E: “La Fortuna non ama Albus Severu Potter”.
Così come non lo amava suo padre e neanche l'addetto dell'anagrafe quando si era ritrovato davanti il suo documento di nascita, ma andare ad intavolare per l'ennesima volta la sempre tediosa e odiata diatriba sul perché suo padre avesse scelto quei nomi, perché proprio abbinati assieme, perché non avesse fatto scegliere a sua madre e soprattutto dove diavolo erano lei e tutta quella conigliata che si ritrovava di famiglia nel momento in cui suo padre era stato colto dalla folgore dell'illuminazione aulica, era del tutto inutile e mera fonte di dispendio di energie.
E l'energia era davvero una cosa di cui necessitava in modo assoluto in quel momento.
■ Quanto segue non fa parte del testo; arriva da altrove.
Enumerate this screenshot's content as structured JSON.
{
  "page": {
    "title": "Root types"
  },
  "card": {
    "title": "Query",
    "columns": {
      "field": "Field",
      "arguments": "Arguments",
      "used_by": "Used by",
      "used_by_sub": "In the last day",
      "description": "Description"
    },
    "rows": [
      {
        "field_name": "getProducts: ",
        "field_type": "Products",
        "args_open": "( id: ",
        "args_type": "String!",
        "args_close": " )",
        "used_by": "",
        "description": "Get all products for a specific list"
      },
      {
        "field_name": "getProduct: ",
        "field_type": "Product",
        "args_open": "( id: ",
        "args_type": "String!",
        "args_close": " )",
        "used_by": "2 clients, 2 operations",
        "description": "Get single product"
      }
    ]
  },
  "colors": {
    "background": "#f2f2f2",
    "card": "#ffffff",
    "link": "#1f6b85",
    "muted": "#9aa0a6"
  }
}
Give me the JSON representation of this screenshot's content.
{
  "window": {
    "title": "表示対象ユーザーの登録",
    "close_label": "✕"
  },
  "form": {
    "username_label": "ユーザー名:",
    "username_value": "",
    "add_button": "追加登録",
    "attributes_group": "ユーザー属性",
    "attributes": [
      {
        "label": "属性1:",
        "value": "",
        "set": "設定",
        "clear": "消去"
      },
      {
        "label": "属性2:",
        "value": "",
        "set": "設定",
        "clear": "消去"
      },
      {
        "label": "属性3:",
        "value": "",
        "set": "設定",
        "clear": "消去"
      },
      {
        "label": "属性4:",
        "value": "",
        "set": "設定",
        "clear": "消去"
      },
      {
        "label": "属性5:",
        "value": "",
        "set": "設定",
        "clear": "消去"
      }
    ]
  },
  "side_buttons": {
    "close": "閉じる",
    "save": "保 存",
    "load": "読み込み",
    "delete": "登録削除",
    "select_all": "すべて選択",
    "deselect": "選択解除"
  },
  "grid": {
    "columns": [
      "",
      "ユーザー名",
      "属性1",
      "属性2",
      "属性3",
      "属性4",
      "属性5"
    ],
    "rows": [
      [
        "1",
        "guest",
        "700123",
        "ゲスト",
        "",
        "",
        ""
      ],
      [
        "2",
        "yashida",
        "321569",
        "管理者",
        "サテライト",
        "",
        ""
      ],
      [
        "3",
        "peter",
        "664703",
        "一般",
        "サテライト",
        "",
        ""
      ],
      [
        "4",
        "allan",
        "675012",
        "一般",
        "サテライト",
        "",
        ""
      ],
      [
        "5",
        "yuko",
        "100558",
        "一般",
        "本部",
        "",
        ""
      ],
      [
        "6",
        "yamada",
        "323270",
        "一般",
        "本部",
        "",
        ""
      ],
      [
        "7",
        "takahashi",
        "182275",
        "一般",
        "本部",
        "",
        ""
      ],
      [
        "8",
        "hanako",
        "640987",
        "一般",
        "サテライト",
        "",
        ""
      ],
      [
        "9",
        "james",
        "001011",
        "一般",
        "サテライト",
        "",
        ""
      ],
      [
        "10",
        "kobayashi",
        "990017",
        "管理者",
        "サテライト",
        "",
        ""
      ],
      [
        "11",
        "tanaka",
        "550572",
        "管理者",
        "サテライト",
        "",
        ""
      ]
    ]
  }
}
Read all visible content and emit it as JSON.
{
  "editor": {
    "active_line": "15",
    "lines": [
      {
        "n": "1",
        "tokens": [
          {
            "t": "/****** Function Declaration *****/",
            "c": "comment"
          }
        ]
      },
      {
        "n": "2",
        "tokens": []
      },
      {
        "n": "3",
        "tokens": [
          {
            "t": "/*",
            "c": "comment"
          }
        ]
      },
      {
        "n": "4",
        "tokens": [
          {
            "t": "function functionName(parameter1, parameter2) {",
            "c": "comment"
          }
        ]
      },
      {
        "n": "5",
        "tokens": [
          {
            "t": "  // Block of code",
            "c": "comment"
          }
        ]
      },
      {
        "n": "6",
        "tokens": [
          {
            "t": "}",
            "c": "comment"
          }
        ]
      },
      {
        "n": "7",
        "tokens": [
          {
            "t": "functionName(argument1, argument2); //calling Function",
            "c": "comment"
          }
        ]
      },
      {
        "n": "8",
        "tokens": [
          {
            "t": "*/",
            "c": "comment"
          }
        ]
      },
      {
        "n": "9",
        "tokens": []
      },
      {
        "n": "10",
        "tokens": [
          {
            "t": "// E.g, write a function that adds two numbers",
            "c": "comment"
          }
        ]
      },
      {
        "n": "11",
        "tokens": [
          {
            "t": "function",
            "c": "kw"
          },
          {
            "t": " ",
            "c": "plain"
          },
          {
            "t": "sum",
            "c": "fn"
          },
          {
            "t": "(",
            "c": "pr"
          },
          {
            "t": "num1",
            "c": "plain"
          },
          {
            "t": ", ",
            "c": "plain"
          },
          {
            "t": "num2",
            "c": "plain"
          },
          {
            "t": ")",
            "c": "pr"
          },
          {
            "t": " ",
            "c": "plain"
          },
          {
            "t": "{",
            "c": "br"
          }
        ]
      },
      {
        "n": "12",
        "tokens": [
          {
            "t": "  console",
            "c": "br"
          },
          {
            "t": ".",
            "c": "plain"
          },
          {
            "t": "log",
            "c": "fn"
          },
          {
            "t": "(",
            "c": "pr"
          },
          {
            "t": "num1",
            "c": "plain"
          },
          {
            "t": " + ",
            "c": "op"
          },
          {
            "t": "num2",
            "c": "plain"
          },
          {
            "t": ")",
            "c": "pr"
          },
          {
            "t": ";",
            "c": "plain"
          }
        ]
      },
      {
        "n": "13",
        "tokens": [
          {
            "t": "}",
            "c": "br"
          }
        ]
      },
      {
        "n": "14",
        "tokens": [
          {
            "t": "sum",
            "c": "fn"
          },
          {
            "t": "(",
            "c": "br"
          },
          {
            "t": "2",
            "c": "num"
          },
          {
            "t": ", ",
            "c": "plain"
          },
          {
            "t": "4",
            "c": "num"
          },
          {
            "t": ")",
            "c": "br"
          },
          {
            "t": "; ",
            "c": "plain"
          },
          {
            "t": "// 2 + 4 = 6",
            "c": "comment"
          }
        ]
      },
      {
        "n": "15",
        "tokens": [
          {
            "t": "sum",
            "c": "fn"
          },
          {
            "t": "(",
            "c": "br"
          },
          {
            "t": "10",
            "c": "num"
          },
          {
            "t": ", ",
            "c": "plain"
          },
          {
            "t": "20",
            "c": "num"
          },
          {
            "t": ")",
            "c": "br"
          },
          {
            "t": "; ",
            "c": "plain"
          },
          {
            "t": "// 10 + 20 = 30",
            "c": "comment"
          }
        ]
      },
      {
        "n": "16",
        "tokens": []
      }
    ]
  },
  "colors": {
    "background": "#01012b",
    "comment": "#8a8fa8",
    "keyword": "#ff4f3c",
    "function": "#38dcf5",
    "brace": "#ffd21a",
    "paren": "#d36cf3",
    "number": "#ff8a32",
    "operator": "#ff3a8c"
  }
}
Nei giorni a venire aveva parlato con Nott e quello stronzo del suo miglior amico, perché purtroppo per lui il magico quartetto era -stato- composto proprio da lui, da Scorpius, da Adrian Nott e Malchia Zabini, il quale ultimo amabile infame se ne era andato in vacanza anticipata nelle Filippine e non si faceva vivo da un po' troppo tempo – le scommesse su come fosse morto si erano sprecate tra lui e Nott, ma purtroppo Malachia aveva una sorella e Marica ci teneva a ricordar loro che il fratello era vivo e vegeto e che prima o poi sarebbe tornato schifosamente abbronzato e felice- e in ogni caso Mal e Nott rimanevano comunque i suoi migliori amici. Anche quel cretino di Montague, attualmente disperso per le Dolomiti dai genitori della fidanzata, o la terribile accoppiata dei cugini Selwyn- Parkinson, erano suoi carissimi amici.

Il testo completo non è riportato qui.